Mereka yang pernah dipenjara karena kasus korupsi boleh mencalonkan diri setelah Mahkamah Agung (MA) menerbitkan putusan uji materi Pasal 4 ayat (3) Peraturan Komisi Pemilihan Umum (PKPU) Nomor 20 Tahun 2018 tentang Pencalonan Anggota DPR dan DPRD Kabupaten/kota terhadap Undang-Undang Nomor 7 Tahun 2017 tentang Pemilu (UU Pemilu) pada Kamis (13/9/2018).
KPU memutuskan, mantan koruptor boleh jadi caleg tetapi daftar namanya diumumkan ke publik.
Komisi Pemilihan Umum (KPU) merespons putusan tersebut.

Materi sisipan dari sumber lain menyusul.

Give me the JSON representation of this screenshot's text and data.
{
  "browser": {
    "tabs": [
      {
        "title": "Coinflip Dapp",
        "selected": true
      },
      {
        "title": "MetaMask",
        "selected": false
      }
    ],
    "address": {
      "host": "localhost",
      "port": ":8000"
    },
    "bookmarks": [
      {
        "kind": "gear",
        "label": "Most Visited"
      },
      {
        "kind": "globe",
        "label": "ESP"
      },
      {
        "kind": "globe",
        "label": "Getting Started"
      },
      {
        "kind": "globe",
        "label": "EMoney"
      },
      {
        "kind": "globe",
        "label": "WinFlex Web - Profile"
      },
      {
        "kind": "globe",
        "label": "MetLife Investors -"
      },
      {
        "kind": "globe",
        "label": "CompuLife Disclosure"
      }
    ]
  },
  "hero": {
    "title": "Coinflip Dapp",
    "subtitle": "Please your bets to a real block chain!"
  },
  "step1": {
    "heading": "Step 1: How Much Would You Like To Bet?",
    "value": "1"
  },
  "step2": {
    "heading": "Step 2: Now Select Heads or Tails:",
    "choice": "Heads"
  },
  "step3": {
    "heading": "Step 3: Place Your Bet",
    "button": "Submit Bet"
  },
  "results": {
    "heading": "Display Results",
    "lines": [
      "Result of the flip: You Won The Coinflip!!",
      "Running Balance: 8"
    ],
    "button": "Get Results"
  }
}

PKPU yang tadinya melarang eks koruptor mendaftar menjadi caleg direvisi sesuai putusan MA.
KPU memutuskan, mantan koruptor boleh jadi caleg tetapi daftar namanya diumumkan ke publik.
Komisioner KPU Ilham Saputra mengatakan, langkah KPU mengumumkan nama-nama caleg eks koruptor sesuai dengan salah satu pasal dalam UU Pemilu.

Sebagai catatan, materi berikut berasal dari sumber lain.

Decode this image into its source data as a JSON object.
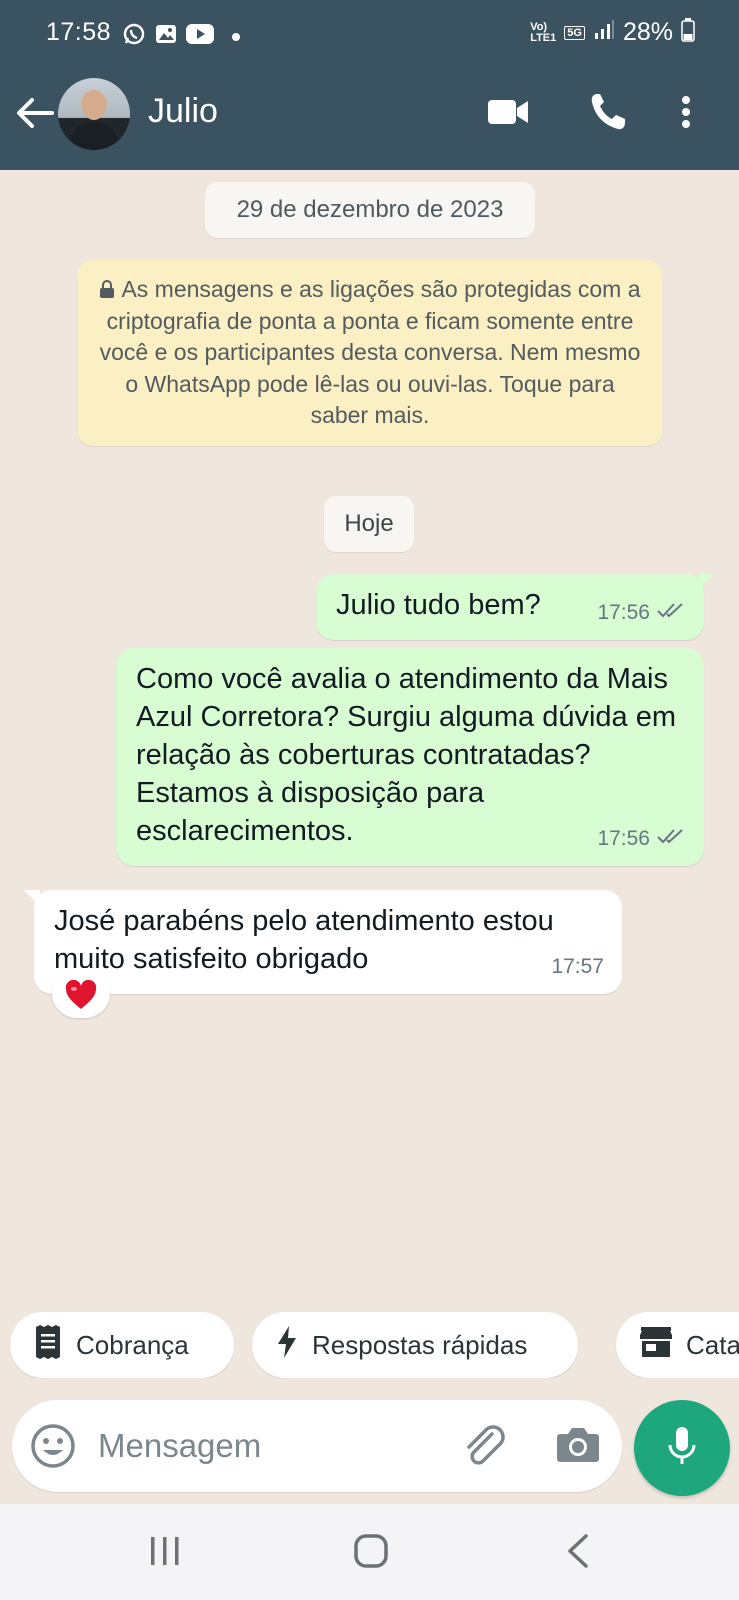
{
  "status_bar": {
    "time": "17:58",
    "network_top": "Vo)",
    "network_bottom": "LTE1",
    "network_5g": "5G",
    "battery": "28%"
  },
  "header": {
    "contact_name": "Julio"
  },
  "chat": {
    "date_chip": "29 de dezembro de 2023",
    "encryption_notice": "As mensagens e as ligações são protegidas com a criptografia de ponta a ponta e ficam somente entre você e os participantes desta conversa. Nem mesmo o WhatsApp pode lê-las ou ouvi-las. Toque para saber mais.",
    "today_chip": "Hoje",
    "messages": [
      {
        "direction": "out",
        "text": "Julio tudo bem?",
        "time": "17:56",
        "status": "delivered"
      },
      {
        "direction": "out",
        "text": "Como você avalia o atendimento da Mais Azul Corretora? Surgiu alguma dúvida em relação às coberturas contratadas? Estamos à disposição para esclarecimentos.",
        "time": "17:56",
        "status": "delivered"
      },
      {
        "direction": "in",
        "text": "José parabéns pelo atendimento estou muito satisfeito obrigado",
        "time": "17:57",
        "reaction": "❤️"
      }
    ]
  },
  "quick_chips": {
    "billing": "Cobrança",
    "quick_replies": "Respostas rápidas",
    "catalog": "Cata"
  },
  "composer": {
    "placeholder": "Mensagem"
  },
  "colors": {
    "header_bg": "#3b5361",
    "chat_bg": "#efe7de",
    "outgoing_bubble": "#d9fdd3",
    "incoming_bubble": "#ffffff",
    "notice_bg": "#fbefc4",
    "mic_button": "#1ea77d"
  }
}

Awalnya atau pada 30 Januari 2019, terdapat 49 nama caleg DPRD dan calon anggota Dewan Perwakilan Daerah (DPD) yang diketahui sebagai mantan narapidana kasus korupsi.
Lalu, pada 19 Februari 2019, KPU mempublikasi 32 nama tambahan. Total, 81 nama dinyatakan pernah divonis sebagai koruptor.
Daftar itu memuat 23 caleg eks koruptor tingkat DPRD provinsi, 49 caleg eks koruptor tingkat DPRD kabupaten/kota, dan sembilan calon anggota DPD.
Dari 16 partai politik (parpol) nasional peserta Pemilu 2019, 14 partai tercatat mengajukan 72 caleg berlatar belakang mantan napi korupsi. Dua parpol yang tak mengajukan caleg eks koruptor adalah Partai Nasional Demokrat (Nasdem) dan Partai Solidaritas Indonesia (PSI).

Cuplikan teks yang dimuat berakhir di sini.